Cross-docking is the main focus of many docking studies as it most closely emulates docking experiments in drug discovery campaigns. We test the performance of Open-ComBind by performing cross-docking on the Benchmark Dataset. We utilize the protein and ligand pre-processing available in the Open-ComBind pipeline to prepare the ligands for cross-docking. A protein and ligand file are created for each complex of the Benchmark Dataset, however, binding site cofactors are manually added back to the protein, following ComBind’s preparation procedure for a fair comparison. Next, we create two sets of helper ligands for each ligand we are docking, as defined above: high-affinity binders and congeneric series. We then use the Open-ComBind Pose Prediction Pipeline (Fig. 1) on each ligand in which we are performing cross-docking with each set of helper ligands. When predicting poses for docking ligands of a given receptor, we omit that receptor’s docked ligand similarity statistics from the pre-computed similarity statistics used in the Open-ComBind objective function.
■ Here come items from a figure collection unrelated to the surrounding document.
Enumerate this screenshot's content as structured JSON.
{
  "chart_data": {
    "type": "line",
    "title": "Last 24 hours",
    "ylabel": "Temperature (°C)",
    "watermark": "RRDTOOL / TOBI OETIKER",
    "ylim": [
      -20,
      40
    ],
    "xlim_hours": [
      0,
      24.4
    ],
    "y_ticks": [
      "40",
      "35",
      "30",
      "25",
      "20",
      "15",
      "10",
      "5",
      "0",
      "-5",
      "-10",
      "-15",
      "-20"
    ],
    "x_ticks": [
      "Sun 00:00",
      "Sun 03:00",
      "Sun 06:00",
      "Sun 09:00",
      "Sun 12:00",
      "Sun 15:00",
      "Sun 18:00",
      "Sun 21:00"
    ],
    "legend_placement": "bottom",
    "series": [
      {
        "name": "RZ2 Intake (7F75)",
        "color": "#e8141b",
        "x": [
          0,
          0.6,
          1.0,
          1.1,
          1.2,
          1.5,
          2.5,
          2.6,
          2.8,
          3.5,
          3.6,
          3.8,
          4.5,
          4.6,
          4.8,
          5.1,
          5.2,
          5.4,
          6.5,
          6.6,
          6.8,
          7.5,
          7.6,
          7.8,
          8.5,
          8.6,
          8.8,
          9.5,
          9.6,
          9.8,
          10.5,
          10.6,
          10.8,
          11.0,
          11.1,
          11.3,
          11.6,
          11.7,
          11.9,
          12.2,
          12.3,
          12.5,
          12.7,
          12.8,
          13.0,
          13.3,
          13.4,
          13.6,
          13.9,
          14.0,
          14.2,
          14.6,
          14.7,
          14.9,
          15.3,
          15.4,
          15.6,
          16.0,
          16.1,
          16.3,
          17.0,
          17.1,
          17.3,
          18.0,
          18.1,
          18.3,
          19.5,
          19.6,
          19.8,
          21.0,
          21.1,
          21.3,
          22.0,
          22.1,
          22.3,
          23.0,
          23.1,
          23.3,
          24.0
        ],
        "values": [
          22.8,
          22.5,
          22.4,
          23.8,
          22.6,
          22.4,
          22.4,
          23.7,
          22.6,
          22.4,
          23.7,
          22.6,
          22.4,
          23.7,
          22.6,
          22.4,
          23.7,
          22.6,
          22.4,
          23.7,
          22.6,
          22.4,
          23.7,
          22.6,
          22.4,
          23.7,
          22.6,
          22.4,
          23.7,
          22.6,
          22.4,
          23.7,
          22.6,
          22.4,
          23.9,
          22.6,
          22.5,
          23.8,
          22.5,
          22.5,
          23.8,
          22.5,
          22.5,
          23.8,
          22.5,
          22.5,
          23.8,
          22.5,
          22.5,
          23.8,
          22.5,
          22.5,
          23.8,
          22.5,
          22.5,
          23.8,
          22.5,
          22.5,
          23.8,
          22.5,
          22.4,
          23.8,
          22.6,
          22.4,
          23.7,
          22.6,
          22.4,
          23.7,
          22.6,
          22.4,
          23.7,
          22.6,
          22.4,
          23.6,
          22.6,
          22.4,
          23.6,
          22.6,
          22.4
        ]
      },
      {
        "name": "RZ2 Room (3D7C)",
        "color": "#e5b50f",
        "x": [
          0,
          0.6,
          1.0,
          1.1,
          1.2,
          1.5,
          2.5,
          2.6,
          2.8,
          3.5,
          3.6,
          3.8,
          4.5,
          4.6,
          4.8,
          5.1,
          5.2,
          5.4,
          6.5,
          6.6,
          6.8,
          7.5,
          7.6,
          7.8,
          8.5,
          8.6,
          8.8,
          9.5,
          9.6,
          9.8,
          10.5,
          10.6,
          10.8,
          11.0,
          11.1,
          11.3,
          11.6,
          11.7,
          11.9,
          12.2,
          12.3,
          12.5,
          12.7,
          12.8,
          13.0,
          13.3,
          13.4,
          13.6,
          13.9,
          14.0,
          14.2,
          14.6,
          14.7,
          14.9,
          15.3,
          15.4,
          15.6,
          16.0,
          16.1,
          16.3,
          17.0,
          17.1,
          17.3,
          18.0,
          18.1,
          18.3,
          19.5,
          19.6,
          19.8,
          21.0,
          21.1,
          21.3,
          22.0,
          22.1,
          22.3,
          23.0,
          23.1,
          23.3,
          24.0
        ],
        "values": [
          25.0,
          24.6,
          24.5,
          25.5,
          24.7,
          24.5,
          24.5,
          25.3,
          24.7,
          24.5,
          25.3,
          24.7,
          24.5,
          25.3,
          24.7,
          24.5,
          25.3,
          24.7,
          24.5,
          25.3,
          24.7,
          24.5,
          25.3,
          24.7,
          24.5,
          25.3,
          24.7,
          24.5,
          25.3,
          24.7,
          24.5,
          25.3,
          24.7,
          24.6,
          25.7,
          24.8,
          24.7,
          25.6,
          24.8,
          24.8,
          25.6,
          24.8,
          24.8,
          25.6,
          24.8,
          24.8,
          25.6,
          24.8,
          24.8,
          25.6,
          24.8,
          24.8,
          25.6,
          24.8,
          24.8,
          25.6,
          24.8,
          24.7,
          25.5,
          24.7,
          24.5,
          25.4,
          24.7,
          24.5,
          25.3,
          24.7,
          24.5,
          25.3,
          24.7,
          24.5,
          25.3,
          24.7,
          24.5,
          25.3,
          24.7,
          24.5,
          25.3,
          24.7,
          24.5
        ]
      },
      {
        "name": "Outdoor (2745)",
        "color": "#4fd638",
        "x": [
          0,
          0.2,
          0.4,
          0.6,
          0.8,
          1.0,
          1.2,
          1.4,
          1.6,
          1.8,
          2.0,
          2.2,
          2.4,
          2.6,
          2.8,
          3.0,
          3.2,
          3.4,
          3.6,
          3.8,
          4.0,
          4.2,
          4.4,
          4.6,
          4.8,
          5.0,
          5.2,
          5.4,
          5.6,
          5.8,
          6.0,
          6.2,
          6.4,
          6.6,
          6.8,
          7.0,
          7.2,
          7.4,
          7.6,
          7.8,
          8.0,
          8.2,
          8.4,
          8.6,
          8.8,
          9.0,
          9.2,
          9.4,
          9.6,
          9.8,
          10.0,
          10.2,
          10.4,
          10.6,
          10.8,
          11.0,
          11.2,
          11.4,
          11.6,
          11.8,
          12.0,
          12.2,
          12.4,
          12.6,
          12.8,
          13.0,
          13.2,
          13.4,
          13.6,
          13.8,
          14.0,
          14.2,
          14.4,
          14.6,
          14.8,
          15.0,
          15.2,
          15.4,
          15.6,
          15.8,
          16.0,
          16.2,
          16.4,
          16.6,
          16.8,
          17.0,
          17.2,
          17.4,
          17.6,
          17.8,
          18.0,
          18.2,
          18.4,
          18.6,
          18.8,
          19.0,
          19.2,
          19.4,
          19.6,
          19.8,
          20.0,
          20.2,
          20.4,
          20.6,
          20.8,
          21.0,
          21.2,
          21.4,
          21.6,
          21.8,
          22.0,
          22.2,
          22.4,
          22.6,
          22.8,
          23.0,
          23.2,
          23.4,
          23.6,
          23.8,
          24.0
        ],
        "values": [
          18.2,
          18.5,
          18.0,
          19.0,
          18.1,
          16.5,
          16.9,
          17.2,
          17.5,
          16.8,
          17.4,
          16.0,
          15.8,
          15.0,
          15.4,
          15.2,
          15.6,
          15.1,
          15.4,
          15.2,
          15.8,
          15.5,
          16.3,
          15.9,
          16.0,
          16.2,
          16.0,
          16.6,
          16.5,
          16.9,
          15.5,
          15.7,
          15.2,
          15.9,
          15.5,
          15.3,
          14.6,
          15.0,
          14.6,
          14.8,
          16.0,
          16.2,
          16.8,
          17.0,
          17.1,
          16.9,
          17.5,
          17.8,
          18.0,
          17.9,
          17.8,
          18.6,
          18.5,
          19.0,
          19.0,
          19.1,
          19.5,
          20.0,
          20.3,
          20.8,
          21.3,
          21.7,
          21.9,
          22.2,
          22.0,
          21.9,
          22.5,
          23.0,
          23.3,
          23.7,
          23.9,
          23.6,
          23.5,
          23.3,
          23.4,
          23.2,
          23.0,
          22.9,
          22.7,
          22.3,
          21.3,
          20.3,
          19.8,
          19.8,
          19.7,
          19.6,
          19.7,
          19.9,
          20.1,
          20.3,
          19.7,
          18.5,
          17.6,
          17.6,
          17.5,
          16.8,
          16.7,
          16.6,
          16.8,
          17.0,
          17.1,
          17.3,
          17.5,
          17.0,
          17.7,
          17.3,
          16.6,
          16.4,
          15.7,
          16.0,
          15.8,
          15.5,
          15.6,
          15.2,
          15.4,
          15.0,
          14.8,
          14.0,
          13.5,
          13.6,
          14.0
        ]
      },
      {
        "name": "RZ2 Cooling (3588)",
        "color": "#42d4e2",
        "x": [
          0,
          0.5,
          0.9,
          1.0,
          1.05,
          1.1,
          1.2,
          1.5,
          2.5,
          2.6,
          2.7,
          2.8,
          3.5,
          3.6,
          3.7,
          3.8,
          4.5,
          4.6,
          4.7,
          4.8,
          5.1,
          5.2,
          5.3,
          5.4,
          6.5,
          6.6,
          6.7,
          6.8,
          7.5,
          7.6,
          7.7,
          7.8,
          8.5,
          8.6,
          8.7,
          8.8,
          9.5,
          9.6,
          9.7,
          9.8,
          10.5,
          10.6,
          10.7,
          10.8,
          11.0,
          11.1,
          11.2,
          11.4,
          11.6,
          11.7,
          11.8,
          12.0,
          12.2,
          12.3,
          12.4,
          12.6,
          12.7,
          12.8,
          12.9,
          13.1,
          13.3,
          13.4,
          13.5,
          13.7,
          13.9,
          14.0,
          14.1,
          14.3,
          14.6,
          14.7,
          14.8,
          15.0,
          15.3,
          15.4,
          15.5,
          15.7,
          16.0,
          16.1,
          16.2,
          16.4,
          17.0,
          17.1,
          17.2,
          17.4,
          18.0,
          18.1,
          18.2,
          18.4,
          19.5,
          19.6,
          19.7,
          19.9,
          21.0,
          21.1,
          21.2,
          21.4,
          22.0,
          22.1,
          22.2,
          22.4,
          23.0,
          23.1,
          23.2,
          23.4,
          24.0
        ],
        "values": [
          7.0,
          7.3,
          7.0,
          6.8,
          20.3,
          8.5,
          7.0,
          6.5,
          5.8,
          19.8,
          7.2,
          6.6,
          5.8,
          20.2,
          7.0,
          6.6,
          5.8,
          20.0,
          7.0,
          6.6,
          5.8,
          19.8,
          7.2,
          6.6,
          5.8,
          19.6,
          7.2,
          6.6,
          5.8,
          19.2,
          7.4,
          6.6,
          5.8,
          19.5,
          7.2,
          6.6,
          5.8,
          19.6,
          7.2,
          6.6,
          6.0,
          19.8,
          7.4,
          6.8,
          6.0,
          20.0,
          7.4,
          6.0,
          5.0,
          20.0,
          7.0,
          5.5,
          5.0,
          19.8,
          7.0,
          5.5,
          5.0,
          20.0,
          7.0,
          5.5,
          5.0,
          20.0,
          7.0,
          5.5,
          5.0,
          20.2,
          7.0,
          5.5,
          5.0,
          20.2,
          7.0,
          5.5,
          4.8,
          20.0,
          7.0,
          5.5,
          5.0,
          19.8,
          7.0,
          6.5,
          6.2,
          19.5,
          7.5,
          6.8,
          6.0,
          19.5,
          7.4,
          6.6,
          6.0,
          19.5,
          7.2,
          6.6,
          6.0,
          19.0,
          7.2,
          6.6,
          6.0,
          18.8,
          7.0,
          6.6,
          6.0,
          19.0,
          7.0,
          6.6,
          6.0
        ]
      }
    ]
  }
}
We run the evaluation, for each docking ligand, using five different random seeds to determine the variability of Open-ComBind given slightly different ligand poses. The random seed are used for the creation of the conformations of the docking ligand and helper ligands as well as the gnina docking procedure.

Hypothesis evaluation

[18] built ComBind on the hypothesis that distinct ligands bind to a receptor in similar ways. We aim to investigate whether this underlying hypothesis of the pipeline is correct by comparing the value of the Open-ComBind objective function for the lowest RMSD ligand poses to the value of the objective when selecting from all gnina generated poses. We only look at target proteins in the Benchmark dataset containing at least ten ligands with a gnina generated near-native pose. In the following experiment, we only use ligands with a defined ground truth pose (i.e. the set of docking ligands for each target receptor in the benchmark dataset) and only ligands that have a gnina generated pose < 2Å RMSD from the ground truth. We first measure the value of the Open-ComBind objective function when we restrict our selection to the best gnina generated pose, according to lowest RMSD to the ground truth. We next evaluate the value of the Open-ComBind objective function when we select from all gnina generated poses of the ligands. If the underlying hypothesis of Open-ComBind is true, then the Open-ComBind objective function value when selecting from the best poses will be greater than or equal to the objective function value when selecting from all gnina generated poses. The Open-ComBind objective is optimized in a stochastic manner, so it is possible we will not converge on the globally optimal pose selections which is assumed to be the set of poses with the lowest RMSD to the ground truth.